BALK Schleswig-Holstein fordert von den Ärzten einen Beitrag zur Zukunftssicherung der Krankenhäuser

Pflege ist bereit zur Übernahme von neuer Verantwortung und Optimierung der Krankenversorgung


Nach dreimonatigem Ärztestreik an den Universitätskliniken geht nun auch der Streik an den kommunalen Krankenhäusern bereits in die fünfte Woche. Dies führt zu einer starken Belastung der Patienten, die um ihre zeitnahe Versorgung bangen und deutliche Einschränkungen in Kauf nehmen müssen. Aber auch die nicht-ärztlichen Berufsgruppen im Krankenhaus sehen sich durch die fortwährenden Streiks in Ihren Bemühung zur Erhaltung der Krankenhäuser behindert. Viele Krankenhäuser in Schleswig-Holstein kämpfen ums Überleben. Häufig haben Mitarbeiter durch Lohnverzicht und ähnliche Maßnahmen zur Sicherung des Krankenhausbetriebes beigetragen. Durch die Streiks der Ärzte müssen nun kostspielige Ertragseinbußen verkraftet werden.

Dabei sind bereits durch den vorliegenden Abschluss mit ver.di deutliche Verbesserungen für die Ärzteschaft erreicht worden. Bereits hierfür besteht durch die aktuelle Krankenhausfinanzierung mit jährlichen Budgetsteigerungen von 0,63% keine entsprechende Gegenfinanzierung. Für die Krankenhäuser führt dies zu existenziellen Problemen. Schon heute ist absehbar, dass die Streikfolgen die Schließungen weiterer Krankenhäuser und den Trend zur Privatisierung öffentlicher Kliniken beschleunigen.

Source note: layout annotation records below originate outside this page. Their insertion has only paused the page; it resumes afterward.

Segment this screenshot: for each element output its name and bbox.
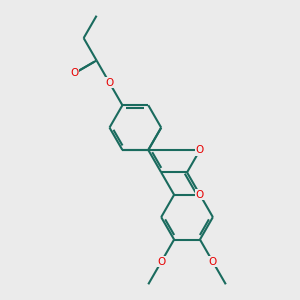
Text: O: O [105, 78, 114, 88]
Text: O: O [209, 257, 217, 267]
Text: O: O [70, 68, 78, 78]
Text: O: O [196, 145, 204, 155]
Text: O: O [196, 190, 204, 200]
Text: O: O [157, 257, 165, 267]
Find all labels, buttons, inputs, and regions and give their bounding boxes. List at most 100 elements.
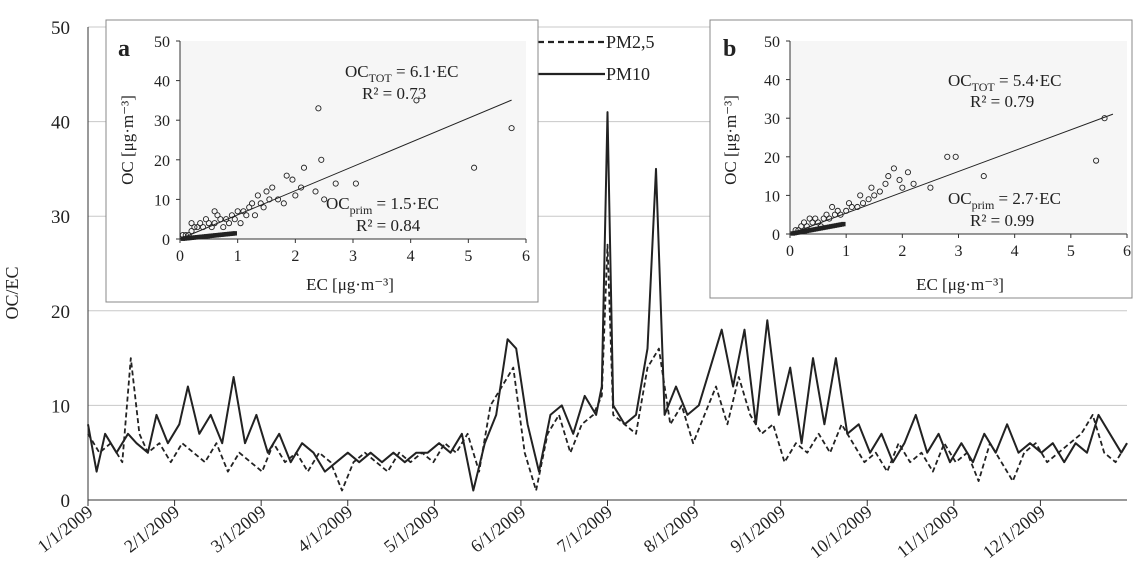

Für die Arbeitsgemeinschaft Leitender Pflegekräfte (BALK SH) stellt sich die Frage, wie die in öffentlicher Hand verbliebenen Kliniken die entstehenden Mehrkosten ohne entsprechende Gegenfinanzierung aufbringen werden können. Insbesondere der Pflegedienst hat in den vergangenen Jahren durch einen eklatanten Personalabbau bereits einen deutlichen Beitrag zur Kostensenkung beigebracht. Beinahe 7% der pflegerischen Stellen sind in Schleswig-Holstein alleine in den Jahren 2000 bis 2004 abgebaut worden. Infolge dessen ist die Arbeitsbelastung für die Pflegekräfte deutlich gestiegen - ohne finanzielle Gegenleistung. Parallel hierzu stieg die Zahl der in schleswig-holsteinischen Krankenhäusern beschäftigten Ärzte im selben Zeitraum um mehr als 7% (Quelle: Statistisches Bundesamt, Fachserie 12, Reihe 6.1).

Eine aus den aktuellen Ärztestreiks wahrscheinlich resultierende höhere Vergütung muss daher zwingend aus dem ärztlichen Personalkostenbudget gegenfinanziert werden. Dies kann nur durch eine effektivere Leistungserbringung der Ärzte und durch eine Verlagerung von Tätigkeiten an andere Berufsgruppen erreicht werden. Längst nicht alle der heute durch die Ärzteschaft erbrachten Tätigkeiten müssen zwangsläufig durch einen Arzt durchgeführt werden.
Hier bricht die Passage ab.